At City College I learned to teach with more love than I ever knew. I learned that I wanted to go the extra mile in acts of care and concern because I saw how much it meant my students.
So what precious gems I have received thus far?
I’ll never look at tattoo-adorned teenagers negatively again because by simply caring, I’ve seen what awesome and sweet people they are. I’ve seen hope flood back into the eyes of the hopeless and dejected. A smile. A “thank you.” A hug. Camaraderie. Lives changed for the better.
I got to see the power of love in action. Thank you [founder] Kenny Low and City College for making me a better teacher and person.
The Value Of A Teacher
At the annual Crowbar Awards (an international platform for emerging young “creative” to showcase their best works) organized by the Association of Accredited Advertising Agents Singapore on Aug. 20 in Singapore, five students from the School of Design and Entrepreneurship (SODE) in City College submitted their entries under the photography and film categories. Four students’ works were selected into the finals and one of them, Aston So, clinched the Gold award for Photography. SODE was among the top 10 schools represented in the competition, which is an achievement considering this is SODE’s first batch of students. This year, the Crowbar Awards also saw a record number of entries.
The four finalists credit their teacher Jim Orca for adding value to their lives.
I’ve been under Mr. Jim’s mentorship for about four years. He never failed to show care and concern when I was not doing well in my path towards becoming a fashion photographer. He always encourages me, believes in me and inspires me to become a better person. Mr. Jim, I will make you proud. Thank you for sowing into my life!
I liken Mr. Jim Orca to Yoda in Star Wars—one with wisdom and patience to mold us into “Jedi Masters.” At times when we dropped into our pits of slack and distraction, he uses the “force” to pull us back on track. Indeed, the force is strong with him.
Yoseph Ade Setiawan
Mr. Jim Orca is one of the reasons why I signed up with SODE. I knew that under his care, I would grow to become not just a better photographer but also a better person. He cares for the lives of the students inside and outside photography. He can be serious at times but also has his moments of fun. He is very creative and innovative and is our role model when it comes to being a professional photographer.

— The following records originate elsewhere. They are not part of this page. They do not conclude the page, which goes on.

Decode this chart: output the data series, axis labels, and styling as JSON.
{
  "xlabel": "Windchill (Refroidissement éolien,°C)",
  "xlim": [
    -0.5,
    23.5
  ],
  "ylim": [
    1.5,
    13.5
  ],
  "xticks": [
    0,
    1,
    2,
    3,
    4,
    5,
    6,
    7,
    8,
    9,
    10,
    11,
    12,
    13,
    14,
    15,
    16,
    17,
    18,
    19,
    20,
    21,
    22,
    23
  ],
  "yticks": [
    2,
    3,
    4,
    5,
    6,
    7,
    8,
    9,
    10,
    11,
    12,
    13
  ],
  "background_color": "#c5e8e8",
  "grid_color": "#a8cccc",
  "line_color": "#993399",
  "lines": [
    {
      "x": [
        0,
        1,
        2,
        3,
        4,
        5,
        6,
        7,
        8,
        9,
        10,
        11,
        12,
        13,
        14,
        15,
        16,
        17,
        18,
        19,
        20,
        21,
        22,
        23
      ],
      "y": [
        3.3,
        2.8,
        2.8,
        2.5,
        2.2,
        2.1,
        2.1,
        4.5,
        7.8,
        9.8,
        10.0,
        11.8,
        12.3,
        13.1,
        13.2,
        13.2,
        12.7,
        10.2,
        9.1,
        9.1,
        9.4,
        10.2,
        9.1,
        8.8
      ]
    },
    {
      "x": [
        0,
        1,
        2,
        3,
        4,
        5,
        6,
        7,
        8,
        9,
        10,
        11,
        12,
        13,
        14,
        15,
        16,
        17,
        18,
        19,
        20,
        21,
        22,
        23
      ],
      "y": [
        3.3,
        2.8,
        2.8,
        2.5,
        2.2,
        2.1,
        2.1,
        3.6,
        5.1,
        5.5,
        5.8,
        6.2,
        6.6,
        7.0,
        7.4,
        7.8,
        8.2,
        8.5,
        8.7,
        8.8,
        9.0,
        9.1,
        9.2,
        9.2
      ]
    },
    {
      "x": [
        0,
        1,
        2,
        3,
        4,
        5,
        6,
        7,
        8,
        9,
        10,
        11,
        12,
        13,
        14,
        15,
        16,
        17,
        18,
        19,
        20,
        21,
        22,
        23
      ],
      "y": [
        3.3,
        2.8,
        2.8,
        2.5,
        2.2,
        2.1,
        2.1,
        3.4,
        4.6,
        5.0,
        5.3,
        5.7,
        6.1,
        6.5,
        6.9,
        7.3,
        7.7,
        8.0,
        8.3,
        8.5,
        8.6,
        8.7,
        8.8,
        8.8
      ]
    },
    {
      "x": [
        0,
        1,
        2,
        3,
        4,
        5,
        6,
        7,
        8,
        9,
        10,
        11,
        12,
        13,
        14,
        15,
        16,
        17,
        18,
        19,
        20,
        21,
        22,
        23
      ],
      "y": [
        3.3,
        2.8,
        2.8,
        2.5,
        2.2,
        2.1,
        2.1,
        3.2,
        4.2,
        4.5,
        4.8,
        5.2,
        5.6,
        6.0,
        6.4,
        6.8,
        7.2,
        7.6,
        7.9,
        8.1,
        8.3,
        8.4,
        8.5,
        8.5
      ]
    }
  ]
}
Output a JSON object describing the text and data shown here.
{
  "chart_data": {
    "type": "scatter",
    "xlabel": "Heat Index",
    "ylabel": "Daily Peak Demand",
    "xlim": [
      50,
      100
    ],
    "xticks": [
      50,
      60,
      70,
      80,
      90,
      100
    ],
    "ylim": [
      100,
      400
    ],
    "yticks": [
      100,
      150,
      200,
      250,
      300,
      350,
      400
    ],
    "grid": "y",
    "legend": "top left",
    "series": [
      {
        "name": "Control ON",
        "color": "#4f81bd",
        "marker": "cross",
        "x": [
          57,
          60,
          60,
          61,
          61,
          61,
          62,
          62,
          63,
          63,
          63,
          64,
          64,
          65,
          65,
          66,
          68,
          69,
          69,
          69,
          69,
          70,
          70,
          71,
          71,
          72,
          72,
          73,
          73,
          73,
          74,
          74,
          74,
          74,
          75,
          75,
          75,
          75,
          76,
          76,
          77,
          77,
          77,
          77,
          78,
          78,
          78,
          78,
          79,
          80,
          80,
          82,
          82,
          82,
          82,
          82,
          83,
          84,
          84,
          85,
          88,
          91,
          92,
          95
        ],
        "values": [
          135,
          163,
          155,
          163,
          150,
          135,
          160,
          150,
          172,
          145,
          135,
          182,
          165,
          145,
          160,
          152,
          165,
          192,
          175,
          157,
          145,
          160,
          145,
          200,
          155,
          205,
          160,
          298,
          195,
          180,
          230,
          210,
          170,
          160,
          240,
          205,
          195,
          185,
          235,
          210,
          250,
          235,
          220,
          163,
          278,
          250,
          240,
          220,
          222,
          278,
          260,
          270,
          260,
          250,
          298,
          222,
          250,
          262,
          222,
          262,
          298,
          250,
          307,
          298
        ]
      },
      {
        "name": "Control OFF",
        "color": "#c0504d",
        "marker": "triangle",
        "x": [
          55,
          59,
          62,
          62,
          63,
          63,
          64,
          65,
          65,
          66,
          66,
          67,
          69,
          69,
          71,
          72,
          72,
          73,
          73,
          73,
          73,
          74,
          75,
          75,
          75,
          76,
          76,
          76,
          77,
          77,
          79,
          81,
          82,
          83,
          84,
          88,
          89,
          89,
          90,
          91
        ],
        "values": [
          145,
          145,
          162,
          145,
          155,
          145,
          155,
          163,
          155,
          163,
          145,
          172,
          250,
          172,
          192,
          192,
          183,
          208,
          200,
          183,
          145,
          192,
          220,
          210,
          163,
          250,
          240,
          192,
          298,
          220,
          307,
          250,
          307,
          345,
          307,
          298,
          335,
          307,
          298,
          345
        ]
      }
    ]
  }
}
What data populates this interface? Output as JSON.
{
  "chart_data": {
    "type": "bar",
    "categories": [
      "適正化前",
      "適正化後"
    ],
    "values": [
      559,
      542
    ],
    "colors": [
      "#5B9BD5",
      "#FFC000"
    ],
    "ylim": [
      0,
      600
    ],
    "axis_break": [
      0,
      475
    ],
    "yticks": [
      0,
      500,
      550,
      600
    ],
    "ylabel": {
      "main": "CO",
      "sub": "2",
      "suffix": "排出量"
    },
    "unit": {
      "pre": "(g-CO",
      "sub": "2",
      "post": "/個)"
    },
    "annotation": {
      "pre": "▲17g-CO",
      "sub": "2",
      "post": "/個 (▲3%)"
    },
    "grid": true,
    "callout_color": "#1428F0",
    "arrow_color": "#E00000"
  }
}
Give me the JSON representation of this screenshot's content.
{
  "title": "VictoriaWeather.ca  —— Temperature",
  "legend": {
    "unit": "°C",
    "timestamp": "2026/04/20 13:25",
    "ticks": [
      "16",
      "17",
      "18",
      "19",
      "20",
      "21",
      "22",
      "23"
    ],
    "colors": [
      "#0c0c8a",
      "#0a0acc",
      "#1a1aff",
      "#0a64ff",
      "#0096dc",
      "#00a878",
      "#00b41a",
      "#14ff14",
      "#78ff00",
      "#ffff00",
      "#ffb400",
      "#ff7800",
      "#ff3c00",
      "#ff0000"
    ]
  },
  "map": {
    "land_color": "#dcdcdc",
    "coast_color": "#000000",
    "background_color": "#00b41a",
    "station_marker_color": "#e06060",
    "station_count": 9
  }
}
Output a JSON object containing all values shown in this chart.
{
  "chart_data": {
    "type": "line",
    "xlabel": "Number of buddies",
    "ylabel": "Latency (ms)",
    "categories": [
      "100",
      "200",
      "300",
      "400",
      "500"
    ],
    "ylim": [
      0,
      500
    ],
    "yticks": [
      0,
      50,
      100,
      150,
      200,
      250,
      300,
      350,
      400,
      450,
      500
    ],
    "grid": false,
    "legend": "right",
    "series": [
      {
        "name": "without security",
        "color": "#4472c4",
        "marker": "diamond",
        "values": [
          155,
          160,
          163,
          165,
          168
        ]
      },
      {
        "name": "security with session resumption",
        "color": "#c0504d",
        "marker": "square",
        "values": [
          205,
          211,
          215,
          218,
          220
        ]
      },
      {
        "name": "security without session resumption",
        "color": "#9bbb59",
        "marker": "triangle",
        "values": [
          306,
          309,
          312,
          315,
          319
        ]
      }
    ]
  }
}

In my time in SODE, I experienced Mr. Jim not as another typical lecturer. I would say that he is a friend and a mentor. His passion and care that he has for us amazes me, considering there are other people and matters under his responsibility. I am impacted by the patience he had when we made mistakes. He is a person who makes things happen, and not just completes the task but does it with style and finesse. By observing and modeling him, I gained greater confidence in what I can achieve and know that I can also be successful. Thank you Mr. Jim!